Não conheço Vladimir pessoalmente, digo no sentido de entabular com ele uma conversa. Mas sempre que o vejo no Aruanda fico com o sentimento de que estou perdendo alguma coisa em não ser amigo dele, tamanha a simpatia que ele inspira. Ontem mesmo, ao deixar o meu filho no aeroporto Santos Dumont, encontrei com Walter Carvalho, o irmão mais novo de Vladimir, e mesmo por tabela estendi a simpatia para o fotógrafo que admiro. Que dupla de irmãos, meus caros.

No livro biográfico, Vladimir fala de pessoas que eu conheci, mas com quem jamais troquei uma palavra. É o caso de Linduarte Noronha. Eu o via nos corredores do curso de Comunicação da Universidade Federal da Paraíba, quando eu era estudante de teatro naquilo que era o Departamento de Comunicações e Artes. Com o seu indefectível cachimbo à boca, Linduarte passava e eu o sabia diretor de ARUANDA. Mas era professor, e eu, então, aluno, uma espécie de enfant terrible, não lhe dava a menor importância. Não sei se há beleza na ignorância da juventude, mas a rebeldia é um preço a ser pago talvez com algum arrependimento, principalmente quando eu leio Vladimir dizer que “valia a pena seguir Linduarte a qualquer parte da Terra”. Ele mesmo, Vladimir, fora aluno de Linduarte Noronha, quando este era professor de geografia no Lyceu Paraibano.

Vanildo Brito (outro nome importante também para o teatro), citado por Vladimir, foi o meu professor de estética na UFPB. As aulas de Vanildo Brito foram das poucas que me deixavam completamente em suspensão. Eu tinha aulas com Vanildo no último horário das sextas-feiras, e quando terminava, era noite, e se fosse de lua cheia, eu, tomado pelas reflexões que emanavam nas aulas de Vanildo Brito, me metia no matagal da UFPB (não havia cerca, arame farpado, nada) e por lá ficava a emular as lições do mestre, transferindo para a natureza o sentido da beleza indefinível da arte e da vida.

E por falar em beleza, em razão de viver, em filosofia que sustente o sentido das coisas sabidas e das intuídas, Vladimir foi colega de sala de Caetano Veloso, sempre com o caderno de músicas à mão, na Faculdade de Filosofia na Bahia.

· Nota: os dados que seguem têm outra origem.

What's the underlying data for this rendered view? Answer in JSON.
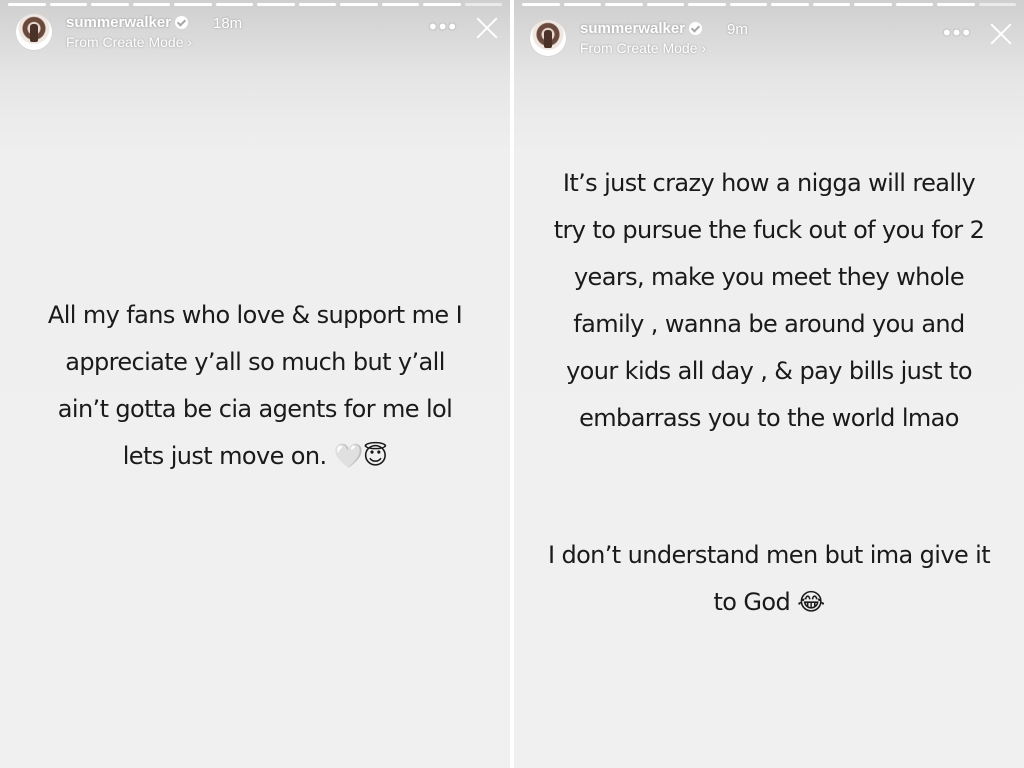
{
  "left_story": {
    "username": "summerwalker",
    "time": "18m",
    "subtitle": "From Create Mode ›",
    "more": "•••",
    "text_lines": [
      "All my fans who love & support me I",
      "appreciate y’all so much but y’all",
      "ain’t gotta be cia agents for me lol",
      "lets just move on."
    ],
    "emojis": [
      "🤍",
      "😇"
    ],
    "progress_total": 12,
    "progress_done": 11,
    "icons": {
      "verified": "verified-badge-icon",
      "close": "close-icon",
      "more": "more-icon"
    }
  },
  "right_story": {
    "username": "summerwalker",
    "time": "9m",
    "subtitle": "From Create Mode ›",
    "more": "•••",
    "paragraph1_lines": [
      "It’s just crazy how a nigga will really",
      "try to pursue the fuck out of you for 2",
      "years, make you meet they whole",
      "family , wanna be around you and",
      "your kids all day , & pay bills just to",
      "embarrass you to the world lmao"
    ],
    "paragraph2_lines": [
      "I don’t understand men but ima give it",
      "to God"
    ],
    "emoji": "😂",
    "progress_total": 12,
    "progress_done": 11
  }
}
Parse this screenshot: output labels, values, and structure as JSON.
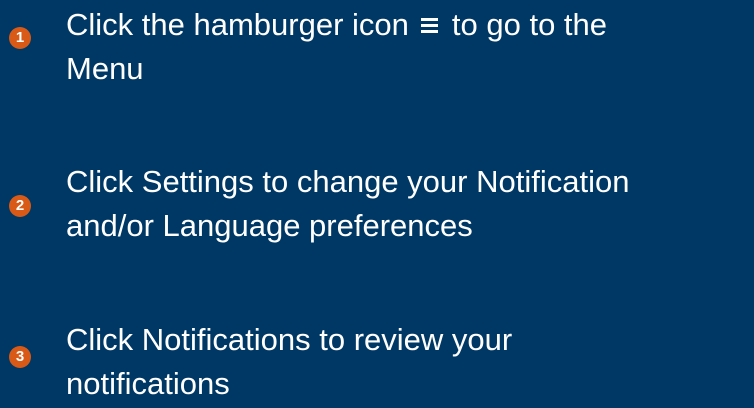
{
  "steps": [
    {
      "number": "1",
      "text_before_icon": "Click the hamburger icon",
      "icon": "hamburger-icon",
      "text_after_icon": "to go to the",
      "line2": "Menu"
    },
    {
      "number": "2",
      "line1": "Click Settings to change your Notification",
      "line2": "and/or Language preferences"
    },
    {
      "number": "3",
      "line1": "Click Notifications to review your",
      "line2": "notifications"
    }
  ],
  "colors": {
    "background": "#003865",
    "badge": "#d85a16",
    "text": "#ffffff"
  }
}
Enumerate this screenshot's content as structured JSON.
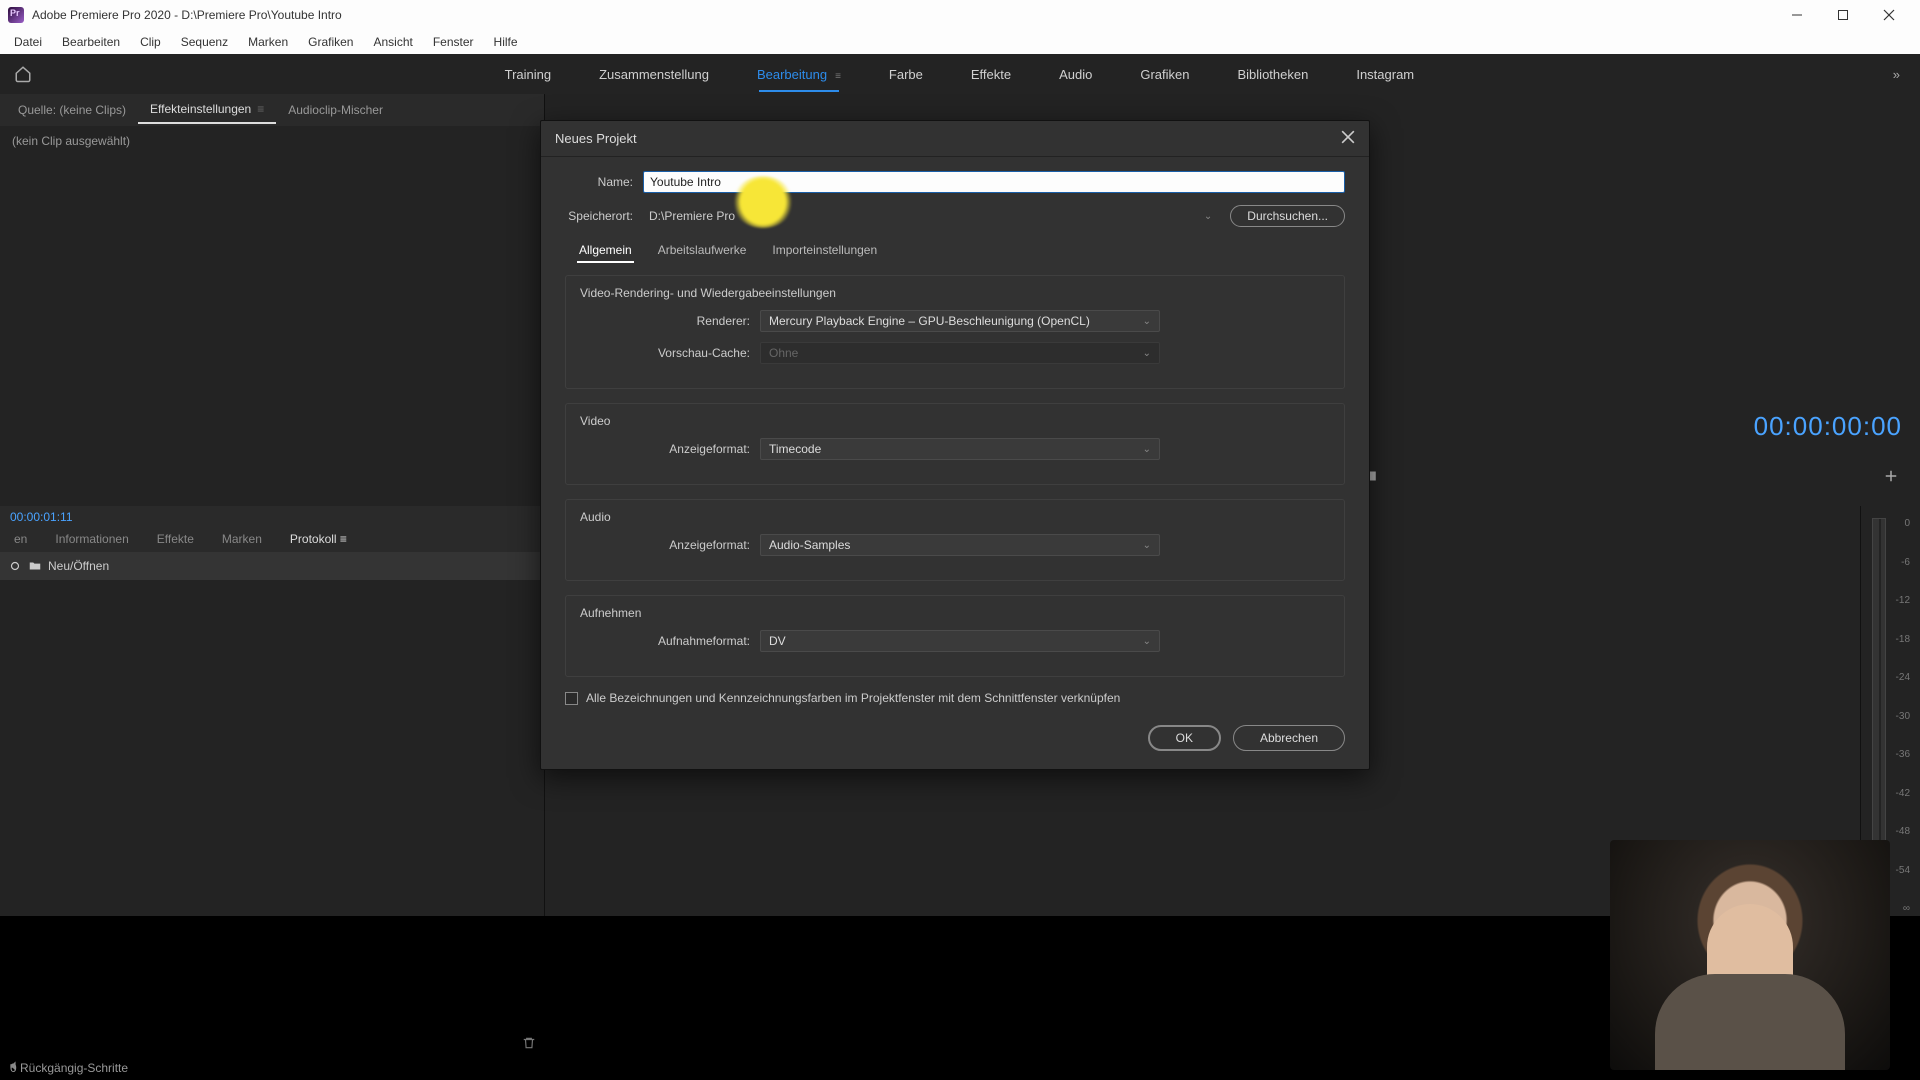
{
  "titlebar": {
    "title": "Adobe Premiere Pro 2020 - D:\\Premiere Pro\\Youtube Intro"
  },
  "menubar": {
    "items": [
      "Datei",
      "Bearbeiten",
      "Clip",
      "Sequenz",
      "Marken",
      "Grafiken",
      "Ansicht",
      "Fenster",
      "Hilfe"
    ]
  },
  "workspaces": {
    "items": [
      "Training",
      "Zusammenstellung",
      "Bearbeitung",
      "Farbe",
      "Effekte",
      "Audio",
      "Grafiken",
      "Bibliotheken",
      "Instagram"
    ],
    "active_index": 2,
    "overflow": "»"
  },
  "source_panel": {
    "tabs": [
      "Quelle: (keine Clips)",
      "Effekteinstellungen",
      "Audioclip-Mischer"
    ],
    "active_index": 1,
    "no_clip": "(kein Clip ausgewählt)"
  },
  "program_panel": {
    "timecode": "00:00:00:00"
  },
  "project_panel": {
    "timecode": "00:00:01:11",
    "tabs": [
      "en",
      "Informationen",
      "Effekte",
      "Marken",
      "Protokoll"
    ],
    "active_index": 4,
    "bin": "Neu/Öffnen"
  },
  "statusbar": {
    "undo": "0 Rückgängig-Schritte"
  },
  "meter": {
    "marks": [
      "0",
      "-6",
      "-12",
      "-18",
      "-24",
      "-30",
      "-36",
      "-42",
      "-48",
      "-54",
      "∞"
    ]
  },
  "dialog": {
    "title": "Neues Projekt",
    "name_label": "Name:",
    "name_value": "Youtube Intro",
    "location_label": "Speicherort:",
    "location_value": "D:\\Premiere Pro",
    "browse": "Durchsuchen...",
    "tabs": [
      "Allgemein",
      "Arbeitslaufwerke",
      "Importeinstellungen"
    ],
    "active_tab": 0,
    "groups": {
      "render": {
        "title": "Video-Rendering- und Wiedergabeeinstellungen",
        "renderer_label": "Renderer:",
        "renderer_value": "Mercury Playback Engine – GPU-Beschleunigung (OpenCL)",
        "cache_label": "Vorschau-Cache:",
        "cache_value": "Ohne"
      },
      "video": {
        "title": "Video",
        "format_label": "Anzeigeformat:",
        "format_value": "Timecode"
      },
      "audio": {
        "title": "Audio",
        "format_label": "Anzeigeformat:",
        "format_value": "Audio-Samples"
      },
      "capture": {
        "title": "Aufnehmen",
        "format_label": "Aufnahmeformat:",
        "format_value": "DV"
      }
    },
    "link_colors": "Alle Bezeichnungen und Kennzeichnungsfarben im Projektfenster mit dem Schnittfenster verknüpfen",
    "ok": "OK",
    "cancel": "Abbrechen"
  }
}
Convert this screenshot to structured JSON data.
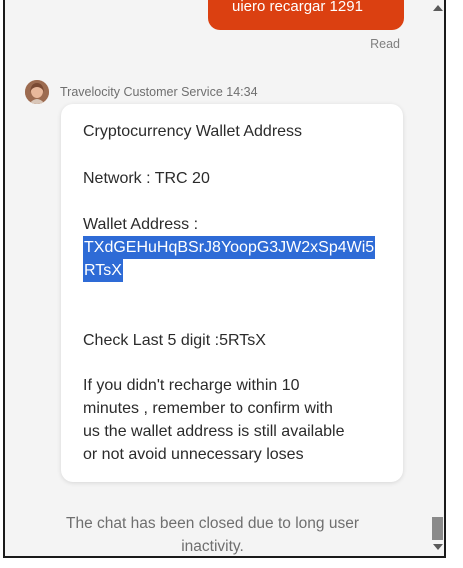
{
  "user_message": {
    "text": "uiero recargar 1291",
    "status": "Read"
  },
  "agent_message": {
    "sender": "Travelocity Customer Service 14:34",
    "title": "Cryptocurrency Wallet Address",
    "network": "Network : TRC 20",
    "wallet_label": "Wallet Address :",
    "wallet_line1": "TXdGEHuHqBSrJ8YoopG3JW2xSp4Wi5",
    "wallet_line2": "RTsX",
    "check_digits": "Check Last 5 digit :5RTsX",
    "notice_line1": "If you didn't recharge within 10",
    "notice_line2": "minutes , remember to confirm with",
    "notice_line3": "us the wallet address is still available",
    "notice_line4": "or not avoid unnecessary loses"
  },
  "closed_notice": {
    "line1": "The chat has been closed due to long user",
    "line2": "inactivity."
  },
  "colors": {
    "user_bubble": "#db4011",
    "selection": "#2e6bd6",
    "panel_bg": "#f4f4f4"
  },
  "icons": {
    "avatar": "agent-avatar",
    "scroll_up": "scroll-up-arrow",
    "scroll_down": "scroll-down-arrow"
  }
}
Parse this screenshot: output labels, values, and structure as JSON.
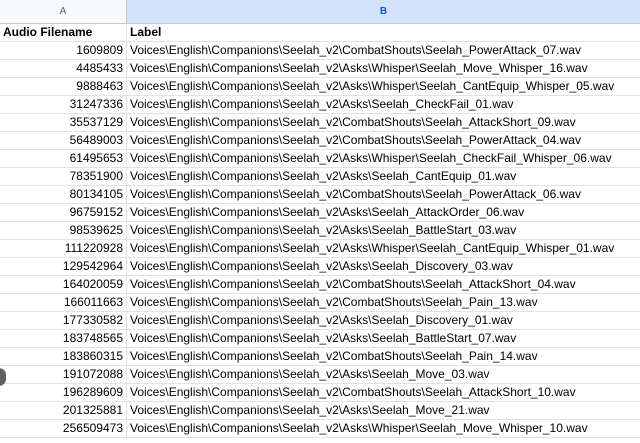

Entre os cineastas com quem Vladimir Carvalho trabalhou consta um com quem quase realizei uma obra, Manfredo Caldas. Eu havia escrito o romance O RONCO DA ABELHA. Manfredo Caldas ao o ler chegou para mim e disse que iria filmá-lo, seria a sua primeira experiência com ficção. Entre o momento que Manfredo me procurou até o momento do seu falecimento, alguns anos transcorreram. João de Lima, de quem Manfredo era cunhado, me disse que na sua mesa de trabalho fora encontrado o projeto do roteiro que Manfredo vinha desenvolvendo. A vida é breve, e nem tudo que desejamos cabe em seu tempo tão esquálido.

O livro biográfico de Vladimir Carvalho é um acervo de rica memória não apenas do cinema, mas da cultura brasileira como um todo. Nele vê-se um homem que está nesta atividade de guerrilheiro cultural desde os fins dos anos cinquenta. Sua trajetória pessoal é de alguém que sai de uma cidadezinha do tamanho de nada e ganha a imensidão de um país em seus mais de quarenta filmes realizados. Um homem que está na raiz e na origem do cinema que revelou o Brasil para os brasileiros. Daí a razão das justas homenagens que vem recebendo. Salve Vladimir de Carvalho, conterrâneo velho de guerra.